VR and AR entertainment has been around for a long time, often in rudimentary variations. Virtual reality is probably the most accessible and mainstream version of changed reality, outpacing AR, and MR developments. However, expanded reality games and other entertainment applications like Pokemon GO and Harry Potter: Wizards Unite has advanced the world of AR and MR, motivating app developers to add more options for gamers. There is little doubt that enhanced reality gaming will disappear any time soon.

In the gaming industry, the possibility of blending games with films opens a new way avenue for mixed reality to become mainstream. For example, Netflix has developed You vs. Wild, which is an interactive series wherein the user makes critical decisions that help the main character survive and complete missions. You vs. Wild uses an advanced variation of mixed reality to enhance the watchers’ experience with the show.

MR entertainment is also advancing with the help of organizations like Magic Leap, Lucasfilm, and Industrial Light and Magic, all of whom are diving into the world of MR entertainment to increase their fan base.

MR in Healthcare

Mixed reality has made its way into the healthcare industry, providing countless potential applications. The best example is healthcare education, where MR allows medical students to see within a patient without performing any procedures. Another is called over-the-shoulder medical procedures. Students are instructed remotely by specialists as the students perform complicated medical procedures.

MR is also associated with intelligent learning where 3D models of bodily systems are presented to the students for them to see and learn about each system in a virtual setting. Mixed reality replaces 2D images, increasing the interactivity of learning and the chances that medical students are better prepared to handle real patients.

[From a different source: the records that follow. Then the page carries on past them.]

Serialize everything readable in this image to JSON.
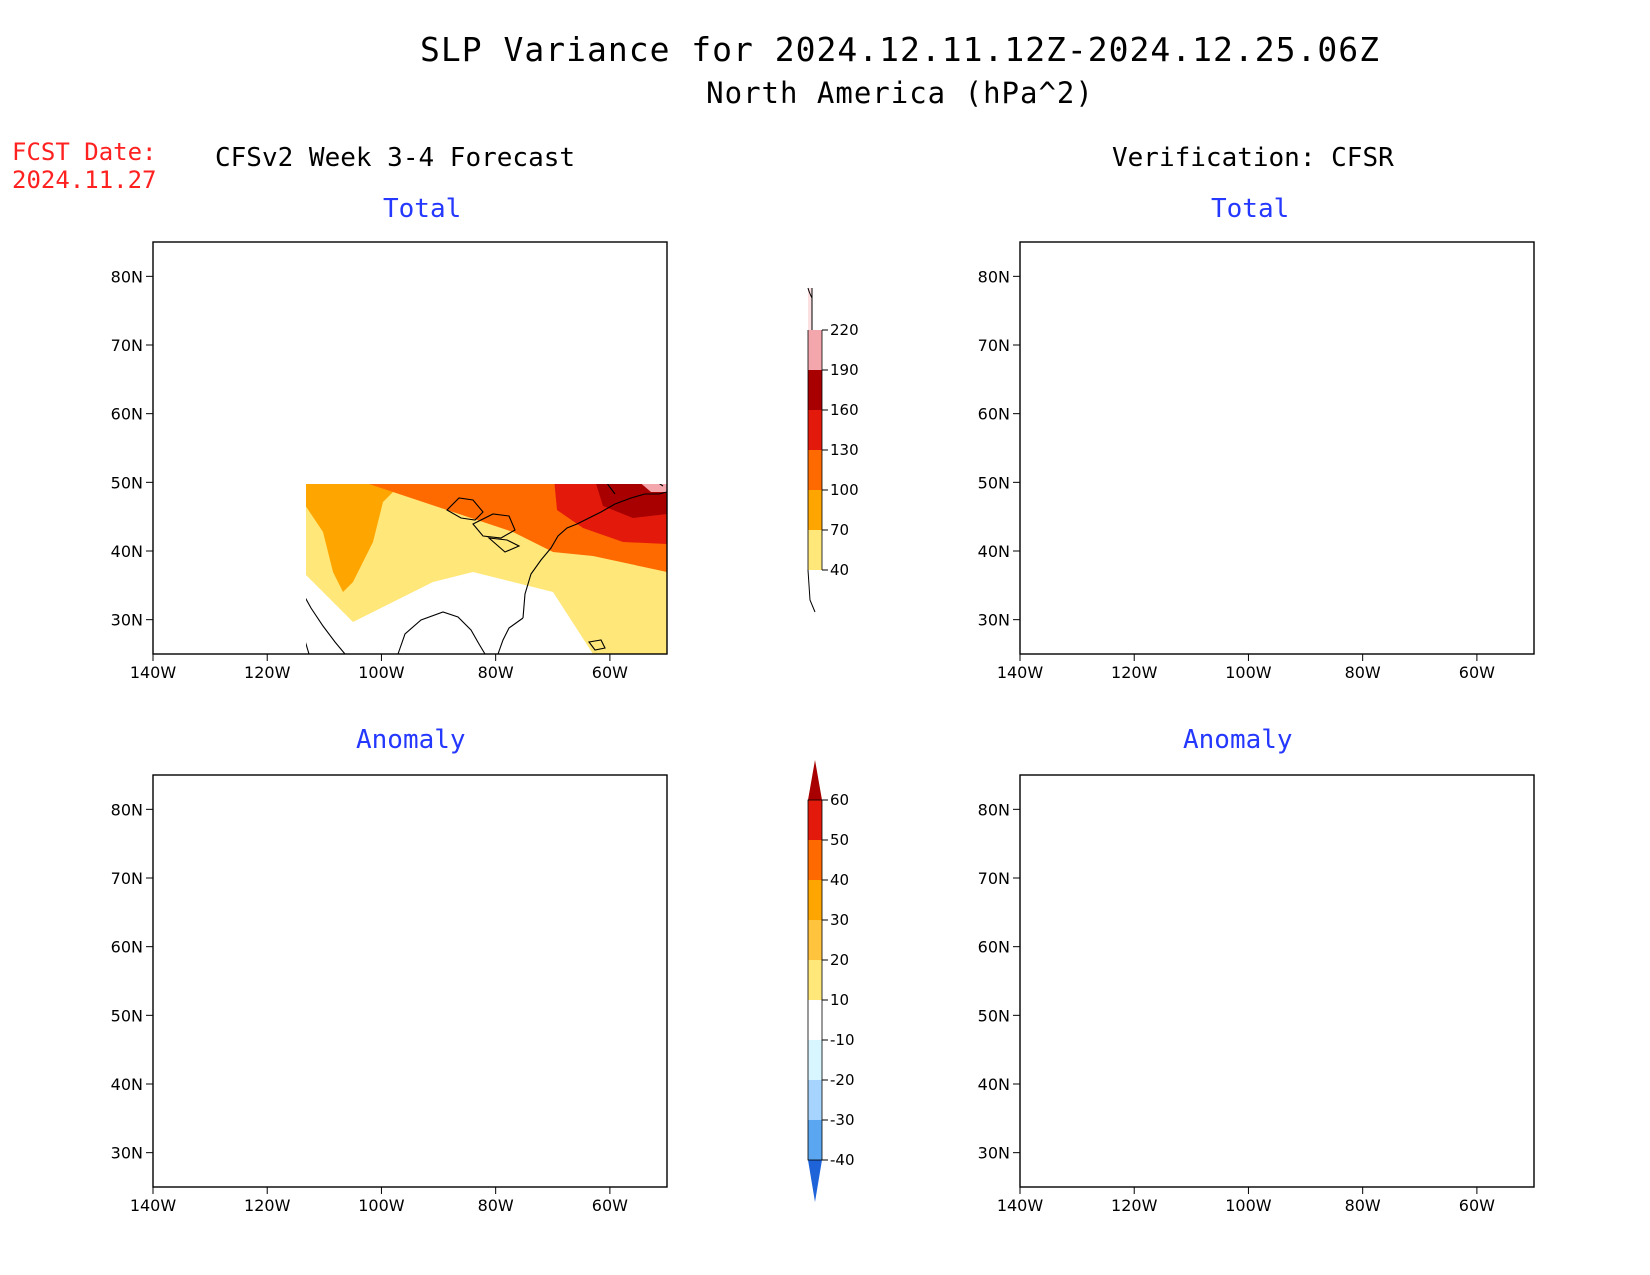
{
  "title_line1": "SLP Variance for 2024.12.11.12Z-2024.12.25.06Z",
  "title_line2": "North America (hPa^2)",
  "fcst_date_label": "FCST Date:",
  "fcst_date_value": "2024.11.27",
  "left_header": "CFSv2 Week 3-4 Forecast",
  "right_header": "Verification: CFSR",
  "panels": {
    "fcst_total_title": "Total",
    "fcst_anom_title": "Anomaly",
    "verif_total_title": "Total",
    "verif_anom_title": "Anomaly"
  },
  "axes": {
    "lat_labels": [
      "80N",
      "70N",
      "60N",
      "50N",
      "40N",
      "30N"
    ],
    "lon_labels": [
      "140W",
      "120W",
      "100W",
      "80W",
      "60W"
    ],
    "lat_range": [
      25,
      85
    ],
    "lon_range": [
      -140,
      -50
    ]
  },
  "colorbar_total": {
    "levels": [
      "40",
      "70",
      "100",
      "130",
      "160",
      "190",
      "220"
    ],
    "colors": [
      "#ffe77a",
      "#ffa500",
      "#ff6a00",
      "#e31a0b",
      "#a80000",
      "#f4a6ad",
      "#fde0e2"
    ]
  },
  "colorbar_anomaly": {
    "levels": [
      "60",
      "50",
      "40",
      "30",
      "20",
      "10",
      "-10",
      "-20",
      "-30",
      "-40"
    ],
    "colors_top_to_bottom": [
      "#a80000",
      "#e31a0b",
      "#ff6a00",
      "#ffa500",
      "#ffc33d",
      "#ffe77a",
      "#ffffff",
      "#d8f6ff",
      "#a6d4ff",
      "#5aa6f0",
      "#1e64d8"
    ]
  },
  "palette": {
    "total_40": "#ffe77a",
    "total_70": "#ffa500",
    "total_100": "#ff6a00",
    "total_130": "#e31a0b",
    "total_160": "#a80000",
    "total_190": "#f4a6ad",
    "total_220": "#fde0e2",
    "anom_pos10": "#ffe77a",
    "anom_pos20": "#ffc33d",
    "anom_pos30": "#ffa500",
    "anom_pos40": "#ff6a00",
    "anom_pos50": "#e31a0b",
    "anom_pos60": "#a80000",
    "anom_neg10": "#d8f6ff",
    "anom_neg20": "#a6d4ff",
    "anom_neg30": "#5aa6f0",
    "anom_neg40": "#1e64d8"
  }
}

The Infrastructure of Mixed Reality

MR is commonly associated with a special headset, but it is also built out of complicated frameworks that require sensors and cameras to create a full picture. Some MR technologies incorporate movable sensors that are used remotely, while other technologies, like Microsoft’s HoloLens 2, include everything inside the headset.

The infrastructure of mixed reality headsets natively includes sensors, cameras, infrared locators, and trackers. Headsets provide a complicated yet simple interface between the user and the virtual world.

Going forward, many MR applications will include running information through the cloud, which can consist of a heavy burden of data transmission. Thankfully, MR technology includes broadband advances like 5G and MEC to lower inactivity speeds. This means that users’ VR, AR, and MR applications are stored in the cloud with easy access provided the correct equipment is used for retrieval.


Mixed reality technology and uses aren’t advancing as rapidly as augmented and virtual reality, but it is quickly becoming more prevalent in every day enhanced reality use. MR is currently used in industries like education, healthcare, and entertainment to allow users to engage with a different version of their world for both expanded learning and intensified gaming. As MR advancement continues, it’s reasonable to expect further migration of MR into mainstream society.

However, to ensure its timely use in business and personal use, MR requires more advances in infrastructure. Transfer speeds, dormancy, register, and capacity elements of mixed reality need to rapidly advance if MR is going to become as prevalent as augmented and virtual reality.